Since I want to import all of the listed series descriptions, I do not uncheck anything, simply clicking "Import Selected" to continue. I then see a new modal saying that the request has been queued. It gives me links to click on if I want to check on the progress in the queue or go back to the project page. The modal should look something like this:

The details of how the queue works will be discussed in more detail in a future section, but for now all you need to know is that the data you requested should show up soon in the XNAT prearchive or in the project itself (if the project is set up to auto-archive, which is viewable from the Define Prearchive Settings section of the Manage tab on the project page). If it does not show up, you should make sure the PACS is configured to send to the correct place and that PACS Threads Check Frequency is set to some low time interval.


Importing with Relabeling

A more advanced feature of DQR is the ability to request an import and tell XNAT to relabel the data once it's received by XNAT. The actual DICOM files are modified and those modified values are then what gets used by XNAT to assign the data to the appropriate subject and session. This feature can be used through the UI by entering values in the Subject and Session columns as shown below:

This will only work if you have configured the SCP receiver you're using to use custom processing and to be using a dqr DICOM Object Identifier.

If you leave a value blank, no relabeling will be performed for that value.
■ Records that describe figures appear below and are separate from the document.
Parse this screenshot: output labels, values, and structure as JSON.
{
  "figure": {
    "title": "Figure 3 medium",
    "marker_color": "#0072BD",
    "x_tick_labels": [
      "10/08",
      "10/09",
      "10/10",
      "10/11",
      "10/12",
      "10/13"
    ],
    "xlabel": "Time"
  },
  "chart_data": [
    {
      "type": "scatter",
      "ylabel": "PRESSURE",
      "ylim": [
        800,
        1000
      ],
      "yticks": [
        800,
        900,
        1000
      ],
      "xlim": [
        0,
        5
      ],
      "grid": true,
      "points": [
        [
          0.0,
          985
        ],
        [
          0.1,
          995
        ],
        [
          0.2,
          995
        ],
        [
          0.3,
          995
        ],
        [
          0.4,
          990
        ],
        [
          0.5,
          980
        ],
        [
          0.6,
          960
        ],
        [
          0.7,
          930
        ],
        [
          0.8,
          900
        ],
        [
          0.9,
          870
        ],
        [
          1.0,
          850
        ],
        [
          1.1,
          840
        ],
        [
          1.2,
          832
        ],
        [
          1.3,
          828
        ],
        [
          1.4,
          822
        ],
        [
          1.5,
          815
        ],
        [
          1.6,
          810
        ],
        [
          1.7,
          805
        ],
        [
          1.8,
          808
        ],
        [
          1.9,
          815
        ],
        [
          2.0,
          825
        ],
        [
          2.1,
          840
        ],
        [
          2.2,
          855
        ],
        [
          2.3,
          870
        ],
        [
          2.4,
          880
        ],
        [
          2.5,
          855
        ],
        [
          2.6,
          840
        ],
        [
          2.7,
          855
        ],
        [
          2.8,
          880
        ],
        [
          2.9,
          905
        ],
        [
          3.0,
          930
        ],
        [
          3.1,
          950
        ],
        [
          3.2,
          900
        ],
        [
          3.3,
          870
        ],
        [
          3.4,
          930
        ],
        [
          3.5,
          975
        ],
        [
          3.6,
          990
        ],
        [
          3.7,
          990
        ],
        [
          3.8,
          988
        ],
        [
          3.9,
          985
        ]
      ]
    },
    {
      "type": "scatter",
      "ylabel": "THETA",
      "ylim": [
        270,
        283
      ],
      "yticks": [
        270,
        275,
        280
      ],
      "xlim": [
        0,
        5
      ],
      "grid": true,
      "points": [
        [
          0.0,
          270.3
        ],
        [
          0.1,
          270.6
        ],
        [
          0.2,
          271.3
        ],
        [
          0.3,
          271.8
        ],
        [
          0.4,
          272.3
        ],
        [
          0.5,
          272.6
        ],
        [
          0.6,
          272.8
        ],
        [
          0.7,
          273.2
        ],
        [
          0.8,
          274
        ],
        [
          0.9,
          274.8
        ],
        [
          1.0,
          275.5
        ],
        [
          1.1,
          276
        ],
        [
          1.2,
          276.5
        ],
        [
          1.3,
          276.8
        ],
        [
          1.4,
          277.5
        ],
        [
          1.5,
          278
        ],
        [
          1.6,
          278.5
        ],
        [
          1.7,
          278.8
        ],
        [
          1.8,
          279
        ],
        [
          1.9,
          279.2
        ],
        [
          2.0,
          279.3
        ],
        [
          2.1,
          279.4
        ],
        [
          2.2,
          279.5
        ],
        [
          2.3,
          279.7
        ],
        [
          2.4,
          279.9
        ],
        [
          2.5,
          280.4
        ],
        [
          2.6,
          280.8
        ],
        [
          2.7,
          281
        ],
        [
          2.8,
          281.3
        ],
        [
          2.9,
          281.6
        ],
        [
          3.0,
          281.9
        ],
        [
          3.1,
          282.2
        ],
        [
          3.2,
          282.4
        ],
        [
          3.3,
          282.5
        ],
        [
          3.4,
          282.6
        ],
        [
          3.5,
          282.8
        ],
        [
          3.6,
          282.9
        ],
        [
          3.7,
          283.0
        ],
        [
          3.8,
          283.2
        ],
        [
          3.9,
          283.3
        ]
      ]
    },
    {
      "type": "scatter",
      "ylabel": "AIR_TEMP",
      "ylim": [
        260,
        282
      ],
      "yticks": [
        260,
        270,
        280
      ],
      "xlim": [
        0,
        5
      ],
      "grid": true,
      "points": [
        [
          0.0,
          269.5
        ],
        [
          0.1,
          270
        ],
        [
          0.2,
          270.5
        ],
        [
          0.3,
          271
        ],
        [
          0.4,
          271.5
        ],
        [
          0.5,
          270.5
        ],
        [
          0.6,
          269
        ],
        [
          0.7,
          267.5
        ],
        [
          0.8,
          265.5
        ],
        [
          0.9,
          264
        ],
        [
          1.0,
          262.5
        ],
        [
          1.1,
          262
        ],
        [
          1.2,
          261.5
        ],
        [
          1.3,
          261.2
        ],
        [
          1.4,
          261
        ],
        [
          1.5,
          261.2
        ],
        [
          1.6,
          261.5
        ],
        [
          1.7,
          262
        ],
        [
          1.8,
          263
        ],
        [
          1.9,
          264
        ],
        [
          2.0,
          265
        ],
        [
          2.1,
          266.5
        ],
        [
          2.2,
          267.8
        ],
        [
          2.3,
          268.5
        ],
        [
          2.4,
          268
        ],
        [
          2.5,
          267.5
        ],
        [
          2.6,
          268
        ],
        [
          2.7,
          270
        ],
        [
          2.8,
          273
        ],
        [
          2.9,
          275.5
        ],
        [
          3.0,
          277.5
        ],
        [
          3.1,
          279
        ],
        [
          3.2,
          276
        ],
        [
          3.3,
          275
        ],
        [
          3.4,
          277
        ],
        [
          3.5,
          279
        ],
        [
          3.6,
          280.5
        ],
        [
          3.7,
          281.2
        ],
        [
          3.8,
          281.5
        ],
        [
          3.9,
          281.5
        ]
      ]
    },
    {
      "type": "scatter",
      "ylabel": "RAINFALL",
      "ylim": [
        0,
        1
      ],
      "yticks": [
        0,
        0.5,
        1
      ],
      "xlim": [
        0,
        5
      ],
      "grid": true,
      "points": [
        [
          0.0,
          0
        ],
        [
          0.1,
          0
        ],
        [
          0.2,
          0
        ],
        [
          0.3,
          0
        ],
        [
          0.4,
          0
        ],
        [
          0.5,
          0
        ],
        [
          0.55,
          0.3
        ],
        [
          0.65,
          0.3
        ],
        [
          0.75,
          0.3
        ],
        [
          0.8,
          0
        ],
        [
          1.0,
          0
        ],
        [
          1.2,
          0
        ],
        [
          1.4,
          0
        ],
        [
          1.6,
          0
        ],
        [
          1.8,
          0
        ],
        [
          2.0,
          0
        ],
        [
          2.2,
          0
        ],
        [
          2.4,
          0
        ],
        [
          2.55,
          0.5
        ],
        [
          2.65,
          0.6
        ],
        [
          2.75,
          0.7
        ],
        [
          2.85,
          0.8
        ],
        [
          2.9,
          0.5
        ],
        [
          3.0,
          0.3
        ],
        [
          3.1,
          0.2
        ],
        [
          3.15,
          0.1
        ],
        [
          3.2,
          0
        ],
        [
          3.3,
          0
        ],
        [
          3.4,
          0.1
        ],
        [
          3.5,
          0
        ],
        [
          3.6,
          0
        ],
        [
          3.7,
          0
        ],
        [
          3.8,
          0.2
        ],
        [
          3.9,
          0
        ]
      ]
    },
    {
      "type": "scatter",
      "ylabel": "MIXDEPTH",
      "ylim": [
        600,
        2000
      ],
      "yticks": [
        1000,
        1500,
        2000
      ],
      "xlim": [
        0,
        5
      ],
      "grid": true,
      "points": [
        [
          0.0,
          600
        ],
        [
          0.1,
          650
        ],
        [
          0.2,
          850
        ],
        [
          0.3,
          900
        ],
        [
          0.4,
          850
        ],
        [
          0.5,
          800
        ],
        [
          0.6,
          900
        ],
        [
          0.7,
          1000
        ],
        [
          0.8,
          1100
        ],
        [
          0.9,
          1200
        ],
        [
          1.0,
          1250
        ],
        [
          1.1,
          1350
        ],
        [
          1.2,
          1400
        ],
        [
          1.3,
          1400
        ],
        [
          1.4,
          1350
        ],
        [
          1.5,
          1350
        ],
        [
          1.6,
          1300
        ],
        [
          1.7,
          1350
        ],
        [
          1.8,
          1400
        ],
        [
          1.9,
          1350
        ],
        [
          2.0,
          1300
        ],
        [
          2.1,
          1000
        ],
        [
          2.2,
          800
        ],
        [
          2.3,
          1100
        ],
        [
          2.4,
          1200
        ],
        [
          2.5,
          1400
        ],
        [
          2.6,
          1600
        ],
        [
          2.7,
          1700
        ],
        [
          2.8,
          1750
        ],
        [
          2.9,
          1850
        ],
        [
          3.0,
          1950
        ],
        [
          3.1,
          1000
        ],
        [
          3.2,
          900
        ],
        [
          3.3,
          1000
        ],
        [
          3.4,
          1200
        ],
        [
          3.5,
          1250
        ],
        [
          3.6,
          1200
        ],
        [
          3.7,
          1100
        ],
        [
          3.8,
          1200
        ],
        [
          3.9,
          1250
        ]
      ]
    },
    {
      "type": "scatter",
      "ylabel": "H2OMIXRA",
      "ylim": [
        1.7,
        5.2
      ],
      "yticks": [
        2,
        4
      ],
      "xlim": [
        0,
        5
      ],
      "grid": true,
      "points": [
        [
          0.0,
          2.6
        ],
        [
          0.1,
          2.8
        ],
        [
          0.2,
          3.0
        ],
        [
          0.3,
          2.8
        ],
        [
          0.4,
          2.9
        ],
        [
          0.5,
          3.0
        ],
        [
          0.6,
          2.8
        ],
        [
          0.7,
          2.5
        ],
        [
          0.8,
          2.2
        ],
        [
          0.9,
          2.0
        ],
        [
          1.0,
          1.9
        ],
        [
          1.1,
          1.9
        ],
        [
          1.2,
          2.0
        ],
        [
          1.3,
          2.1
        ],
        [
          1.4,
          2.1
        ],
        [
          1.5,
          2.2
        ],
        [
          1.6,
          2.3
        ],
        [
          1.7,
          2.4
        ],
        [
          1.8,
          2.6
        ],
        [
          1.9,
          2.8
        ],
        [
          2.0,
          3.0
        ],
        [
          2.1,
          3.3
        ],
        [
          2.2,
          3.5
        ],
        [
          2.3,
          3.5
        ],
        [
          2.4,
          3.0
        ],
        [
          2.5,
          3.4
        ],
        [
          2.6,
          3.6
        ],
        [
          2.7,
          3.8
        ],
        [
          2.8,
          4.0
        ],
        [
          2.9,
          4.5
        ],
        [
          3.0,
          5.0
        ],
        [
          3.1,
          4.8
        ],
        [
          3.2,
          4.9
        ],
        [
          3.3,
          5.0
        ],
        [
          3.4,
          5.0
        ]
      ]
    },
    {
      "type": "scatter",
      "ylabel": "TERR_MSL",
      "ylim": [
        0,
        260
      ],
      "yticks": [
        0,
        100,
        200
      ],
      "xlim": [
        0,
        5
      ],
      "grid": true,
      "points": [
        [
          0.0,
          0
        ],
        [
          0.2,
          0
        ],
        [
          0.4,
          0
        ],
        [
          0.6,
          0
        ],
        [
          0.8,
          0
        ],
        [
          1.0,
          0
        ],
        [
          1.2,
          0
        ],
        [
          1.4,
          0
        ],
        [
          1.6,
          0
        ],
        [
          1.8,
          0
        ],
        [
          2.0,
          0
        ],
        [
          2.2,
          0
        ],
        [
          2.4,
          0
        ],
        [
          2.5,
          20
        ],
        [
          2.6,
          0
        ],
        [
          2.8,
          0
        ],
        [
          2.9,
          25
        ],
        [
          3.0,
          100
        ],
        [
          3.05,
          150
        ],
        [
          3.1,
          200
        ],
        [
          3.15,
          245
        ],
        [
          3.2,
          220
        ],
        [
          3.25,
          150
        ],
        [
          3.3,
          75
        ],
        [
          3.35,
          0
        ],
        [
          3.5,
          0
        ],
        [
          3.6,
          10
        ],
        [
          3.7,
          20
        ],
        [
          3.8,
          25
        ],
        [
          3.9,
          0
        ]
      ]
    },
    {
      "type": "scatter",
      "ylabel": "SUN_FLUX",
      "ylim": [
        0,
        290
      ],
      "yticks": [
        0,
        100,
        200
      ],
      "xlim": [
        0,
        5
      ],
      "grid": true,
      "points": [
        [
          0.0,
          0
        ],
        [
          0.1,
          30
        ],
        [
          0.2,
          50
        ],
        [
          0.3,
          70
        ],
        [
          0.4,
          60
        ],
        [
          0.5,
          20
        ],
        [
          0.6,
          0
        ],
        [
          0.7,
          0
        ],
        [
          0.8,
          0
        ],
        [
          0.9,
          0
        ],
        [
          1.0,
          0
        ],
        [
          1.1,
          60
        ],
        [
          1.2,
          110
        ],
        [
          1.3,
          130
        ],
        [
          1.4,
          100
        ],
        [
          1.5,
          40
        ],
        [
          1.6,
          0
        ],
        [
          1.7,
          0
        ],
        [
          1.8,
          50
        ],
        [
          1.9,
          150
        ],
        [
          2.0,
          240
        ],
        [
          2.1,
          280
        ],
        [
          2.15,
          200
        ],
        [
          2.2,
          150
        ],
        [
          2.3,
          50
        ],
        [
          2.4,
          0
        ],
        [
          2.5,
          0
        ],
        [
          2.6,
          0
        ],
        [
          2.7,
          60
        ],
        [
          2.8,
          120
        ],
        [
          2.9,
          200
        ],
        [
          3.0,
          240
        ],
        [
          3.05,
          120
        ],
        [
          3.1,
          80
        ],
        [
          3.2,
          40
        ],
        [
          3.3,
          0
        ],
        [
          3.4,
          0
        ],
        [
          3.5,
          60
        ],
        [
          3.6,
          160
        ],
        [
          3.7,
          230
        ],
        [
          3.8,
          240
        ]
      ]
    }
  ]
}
For non-empty values, the following relabelings will be performed when XNAT receives the data:

  1. Patient's Name = value entered for Subject
  2. Patient ID = value entered for Subject
  3. Study ID = value entered for Session
  4. Accession Number = value entered for Session

Being able to import with relabeling can provide two main benefits:

  1. Sensitive fields in the DICOM can be replaced by non-sensitive values, making it easier to work with the data in the future.
  2. The fields used to route data to a subject and session in XNAT can be changed so the data gets routed to the place you want it.

However, there are some points of caution.

  1. The data still has to be received by XNAT in non-relabeled form, so if the data contains PHI that is not allowed to be sent to your XNAT instance (even if the PHI is immediately removed) then you will either have to do the relabeling first on an XNAT that can briefly contain PHI and then route it to your other XNAT (perhaps using XSync), or you will have to make sure the data is somehow cleaned up before touching an XNAT (CNDA handles this by having JAAT retrieve imaging sessions from a PACS and then passing them through CTP before they reach XNAT).
  2. Using DQR relabeling to route data will not work if it is a problem that the DICOM itself is being changed (rather than just the location in XNAT that the data gets routed). If there is demand for it, one possible future enhancement would be to have a way to have DQR only relabel the data (while leaving the DICOM unchanged), possibly by creating a new dqr DICOM Object Identifier to manage this.
  3. XNAT determines whether data should be relabeled by StudyInstanceUID, so if multiple users are requesting sessions with the same StudyInstanceUID at the same time, data may be modified incorrectly. Additionally, it is only when data is archived or deleted from the prearchive that these mappings are deleted, so if data remains in your preachive, new imports of the same StudyInstanceUID could still be affected.

Relabeling is a powerful tool (and the UI hides some of it's power, which will be discussed in the Import with REST section), but it should be used with care and is not currently appropriate for all use cases. We would love to hear feedback on what your specific needs are so we can target our future development efforts to what would be most useful to you.